Comme à l’accoutumée, nos plats sont très bons. Nous y ajoutons un dessert, un granité à la pistache, toujours réussi. On nous offre un (très) petit verre de limoncello, à peine plus gros qu’un dé à coudre, ce qui nous convient très bien.
L’addition réglée, nous cherchons un café. Les terrasses sont toujours tout aussi remplies, tant et si bien que c’est dans le dernier bar, tout près de la Place Verlaine, que nous nous asseyons finalement.
Aymeric, comme moi, commande un verre de Viognier — que nous a recommandé le serveur sur un accent chantant (espagnol ? sud-américain ? — pourvu d’un accent chantant charmant quoi qu’il en soit ¡). Aymeric commente ensuite ce choix judicieux, porté par notre muy sympatico, caliente garçon de café.
C’est pourquoi je cherche sur mon téléphone les photographies prises de l’immeuble madrilène où habite José Alberto. Il expose ses préventions à prendre une chambre chez l’habitant. Mais concède que, pour une nuit, c’est peut-être l’idéal.

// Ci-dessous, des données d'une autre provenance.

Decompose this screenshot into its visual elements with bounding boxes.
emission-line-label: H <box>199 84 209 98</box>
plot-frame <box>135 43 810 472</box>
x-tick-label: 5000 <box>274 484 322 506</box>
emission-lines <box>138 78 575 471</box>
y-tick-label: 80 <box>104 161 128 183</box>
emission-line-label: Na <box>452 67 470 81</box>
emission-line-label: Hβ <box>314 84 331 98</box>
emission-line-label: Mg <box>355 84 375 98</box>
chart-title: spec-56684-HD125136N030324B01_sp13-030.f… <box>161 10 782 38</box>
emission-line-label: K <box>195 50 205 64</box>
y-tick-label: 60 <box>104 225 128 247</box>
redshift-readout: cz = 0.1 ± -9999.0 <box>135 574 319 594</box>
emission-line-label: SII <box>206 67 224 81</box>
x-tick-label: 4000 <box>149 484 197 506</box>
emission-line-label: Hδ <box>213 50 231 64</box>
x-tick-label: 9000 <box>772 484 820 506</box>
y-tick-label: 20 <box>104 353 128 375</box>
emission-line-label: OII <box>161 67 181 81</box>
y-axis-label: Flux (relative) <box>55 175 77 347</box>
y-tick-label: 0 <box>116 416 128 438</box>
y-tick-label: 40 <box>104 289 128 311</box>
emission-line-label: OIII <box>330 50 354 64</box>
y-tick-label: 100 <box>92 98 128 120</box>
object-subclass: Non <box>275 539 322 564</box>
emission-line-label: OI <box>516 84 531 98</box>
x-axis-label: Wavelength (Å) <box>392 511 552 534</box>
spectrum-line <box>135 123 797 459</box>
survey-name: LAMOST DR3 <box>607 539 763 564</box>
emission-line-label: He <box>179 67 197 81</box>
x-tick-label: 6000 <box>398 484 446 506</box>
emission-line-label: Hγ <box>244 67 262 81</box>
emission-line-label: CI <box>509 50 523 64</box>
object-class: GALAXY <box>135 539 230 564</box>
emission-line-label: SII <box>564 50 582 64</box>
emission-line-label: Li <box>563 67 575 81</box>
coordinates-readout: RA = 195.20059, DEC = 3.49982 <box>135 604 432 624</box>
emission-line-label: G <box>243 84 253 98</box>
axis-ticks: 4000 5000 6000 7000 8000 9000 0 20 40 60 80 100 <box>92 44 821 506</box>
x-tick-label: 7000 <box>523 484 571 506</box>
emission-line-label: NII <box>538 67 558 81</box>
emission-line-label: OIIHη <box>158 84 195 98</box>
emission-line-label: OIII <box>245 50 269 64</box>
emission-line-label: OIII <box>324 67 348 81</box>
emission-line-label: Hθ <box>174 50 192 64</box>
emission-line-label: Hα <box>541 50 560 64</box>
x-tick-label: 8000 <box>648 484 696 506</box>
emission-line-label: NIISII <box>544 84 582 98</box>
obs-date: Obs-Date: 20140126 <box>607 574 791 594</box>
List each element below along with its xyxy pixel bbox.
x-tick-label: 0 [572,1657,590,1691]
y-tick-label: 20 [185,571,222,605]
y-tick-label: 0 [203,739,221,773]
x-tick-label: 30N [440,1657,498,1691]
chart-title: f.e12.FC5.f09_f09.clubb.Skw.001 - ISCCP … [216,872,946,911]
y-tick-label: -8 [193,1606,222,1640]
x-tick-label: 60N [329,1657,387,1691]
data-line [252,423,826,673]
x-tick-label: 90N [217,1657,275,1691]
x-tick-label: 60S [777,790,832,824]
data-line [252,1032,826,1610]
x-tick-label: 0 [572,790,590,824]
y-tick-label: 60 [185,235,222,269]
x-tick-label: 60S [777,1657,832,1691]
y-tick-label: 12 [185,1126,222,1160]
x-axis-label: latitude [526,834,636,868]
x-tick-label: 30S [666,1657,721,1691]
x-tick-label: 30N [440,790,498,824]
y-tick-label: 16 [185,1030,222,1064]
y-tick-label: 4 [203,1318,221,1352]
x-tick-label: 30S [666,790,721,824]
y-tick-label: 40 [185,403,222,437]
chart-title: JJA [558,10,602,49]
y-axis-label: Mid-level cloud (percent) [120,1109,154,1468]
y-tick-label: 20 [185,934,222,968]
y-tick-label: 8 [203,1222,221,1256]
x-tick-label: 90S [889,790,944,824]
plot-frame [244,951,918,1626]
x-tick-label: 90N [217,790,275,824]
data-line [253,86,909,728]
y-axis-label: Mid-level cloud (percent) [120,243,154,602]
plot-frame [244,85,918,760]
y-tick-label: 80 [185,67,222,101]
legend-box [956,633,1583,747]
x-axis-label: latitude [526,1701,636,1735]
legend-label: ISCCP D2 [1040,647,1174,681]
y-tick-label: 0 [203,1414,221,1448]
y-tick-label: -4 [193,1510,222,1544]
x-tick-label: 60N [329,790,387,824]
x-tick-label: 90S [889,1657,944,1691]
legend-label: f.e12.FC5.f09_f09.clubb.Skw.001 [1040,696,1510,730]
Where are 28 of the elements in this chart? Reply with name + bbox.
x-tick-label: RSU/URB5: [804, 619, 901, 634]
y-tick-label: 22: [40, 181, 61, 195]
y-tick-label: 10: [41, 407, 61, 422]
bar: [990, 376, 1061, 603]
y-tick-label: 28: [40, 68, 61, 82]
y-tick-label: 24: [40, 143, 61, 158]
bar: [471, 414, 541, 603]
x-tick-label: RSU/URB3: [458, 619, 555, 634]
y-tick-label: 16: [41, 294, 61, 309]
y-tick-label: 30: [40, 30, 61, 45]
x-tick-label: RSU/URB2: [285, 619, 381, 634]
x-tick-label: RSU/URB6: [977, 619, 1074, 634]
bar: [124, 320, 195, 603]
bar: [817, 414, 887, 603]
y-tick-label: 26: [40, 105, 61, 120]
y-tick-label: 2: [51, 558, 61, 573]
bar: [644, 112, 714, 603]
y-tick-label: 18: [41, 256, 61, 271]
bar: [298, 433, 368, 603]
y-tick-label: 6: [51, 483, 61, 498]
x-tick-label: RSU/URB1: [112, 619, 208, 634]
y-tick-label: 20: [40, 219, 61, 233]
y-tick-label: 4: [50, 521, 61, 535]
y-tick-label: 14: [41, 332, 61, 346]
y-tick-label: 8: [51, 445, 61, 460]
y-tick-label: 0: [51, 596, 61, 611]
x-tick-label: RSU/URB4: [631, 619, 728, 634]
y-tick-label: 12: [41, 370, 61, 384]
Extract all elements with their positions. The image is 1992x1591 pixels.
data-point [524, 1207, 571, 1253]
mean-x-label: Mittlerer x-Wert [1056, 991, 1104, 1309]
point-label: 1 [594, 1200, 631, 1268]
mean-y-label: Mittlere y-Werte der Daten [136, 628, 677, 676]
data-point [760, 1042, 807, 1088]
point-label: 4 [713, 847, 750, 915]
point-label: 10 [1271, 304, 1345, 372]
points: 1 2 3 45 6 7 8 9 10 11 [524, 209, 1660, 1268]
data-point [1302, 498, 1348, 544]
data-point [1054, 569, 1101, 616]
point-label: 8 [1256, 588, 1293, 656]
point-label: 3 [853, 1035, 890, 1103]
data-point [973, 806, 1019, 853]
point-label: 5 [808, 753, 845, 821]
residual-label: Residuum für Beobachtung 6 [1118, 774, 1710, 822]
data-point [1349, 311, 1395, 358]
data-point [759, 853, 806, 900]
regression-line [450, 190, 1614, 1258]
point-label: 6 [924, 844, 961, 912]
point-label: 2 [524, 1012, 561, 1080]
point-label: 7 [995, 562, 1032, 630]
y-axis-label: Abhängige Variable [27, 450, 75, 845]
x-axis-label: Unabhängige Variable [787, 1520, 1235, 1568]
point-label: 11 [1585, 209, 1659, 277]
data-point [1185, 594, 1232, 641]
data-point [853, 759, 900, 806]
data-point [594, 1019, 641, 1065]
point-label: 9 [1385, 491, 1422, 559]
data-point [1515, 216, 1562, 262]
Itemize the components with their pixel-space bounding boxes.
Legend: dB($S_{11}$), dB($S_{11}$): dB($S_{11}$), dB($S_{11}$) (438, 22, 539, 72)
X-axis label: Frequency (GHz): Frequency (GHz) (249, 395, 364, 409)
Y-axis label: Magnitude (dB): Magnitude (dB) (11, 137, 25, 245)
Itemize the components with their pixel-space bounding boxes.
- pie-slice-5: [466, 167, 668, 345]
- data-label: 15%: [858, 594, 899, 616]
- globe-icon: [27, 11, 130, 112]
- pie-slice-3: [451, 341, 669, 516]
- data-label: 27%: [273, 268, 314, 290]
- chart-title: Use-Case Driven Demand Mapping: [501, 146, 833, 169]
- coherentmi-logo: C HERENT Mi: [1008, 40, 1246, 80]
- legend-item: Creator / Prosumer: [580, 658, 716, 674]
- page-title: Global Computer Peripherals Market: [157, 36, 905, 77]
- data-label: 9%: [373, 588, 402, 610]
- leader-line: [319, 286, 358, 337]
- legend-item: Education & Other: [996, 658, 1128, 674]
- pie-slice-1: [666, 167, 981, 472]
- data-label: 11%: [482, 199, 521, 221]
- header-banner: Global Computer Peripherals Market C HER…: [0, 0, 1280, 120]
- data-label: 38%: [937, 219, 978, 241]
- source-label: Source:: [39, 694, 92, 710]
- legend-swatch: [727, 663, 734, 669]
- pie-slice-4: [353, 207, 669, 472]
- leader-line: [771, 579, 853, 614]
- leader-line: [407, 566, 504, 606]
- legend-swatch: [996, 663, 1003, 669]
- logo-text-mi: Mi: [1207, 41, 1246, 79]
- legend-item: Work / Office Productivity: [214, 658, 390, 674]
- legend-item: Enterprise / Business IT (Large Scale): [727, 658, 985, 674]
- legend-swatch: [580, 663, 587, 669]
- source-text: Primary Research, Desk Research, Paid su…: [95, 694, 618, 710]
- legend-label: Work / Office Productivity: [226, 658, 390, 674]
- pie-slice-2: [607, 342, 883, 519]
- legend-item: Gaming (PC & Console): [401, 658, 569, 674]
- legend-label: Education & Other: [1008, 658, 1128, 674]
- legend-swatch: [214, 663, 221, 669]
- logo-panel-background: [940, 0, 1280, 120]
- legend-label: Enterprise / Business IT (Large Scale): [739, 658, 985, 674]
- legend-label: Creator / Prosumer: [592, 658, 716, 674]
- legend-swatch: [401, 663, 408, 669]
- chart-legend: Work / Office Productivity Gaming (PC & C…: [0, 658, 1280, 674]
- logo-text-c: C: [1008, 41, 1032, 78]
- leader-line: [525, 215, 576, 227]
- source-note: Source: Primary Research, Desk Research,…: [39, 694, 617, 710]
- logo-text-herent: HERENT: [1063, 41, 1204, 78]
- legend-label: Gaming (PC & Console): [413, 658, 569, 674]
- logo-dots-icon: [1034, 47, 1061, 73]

Il me dit, non sans humour, avoir décliné ma proposition de visiter l’exposition Proust que je dois voir le lendemain au Musée d’histoire et d’art du judaïsme en raison de l’intitulé du thème même (Proust, du côté de la mère).
Lui, n’est jamais allé en Espagne.
Je lui dis (lui répète, en fait, puisque j'en avais auparavant parlé dans un courriel) le peu de souvenirs que j’avais des œuvres vues lors de mon premier séjour. J’expose — à nouveau — le plaisir pris à revoir la chapelle décorée par Goya.
Et c’est sans raison particulière que je tais les tensions au sein de la famille de Judith ainsi que les états d’âme de N.
* * *
Il est presque 22 heures 45 lorsque nous nous quittons Place d’Italie, chacun prenant le métro dans une direction opposée.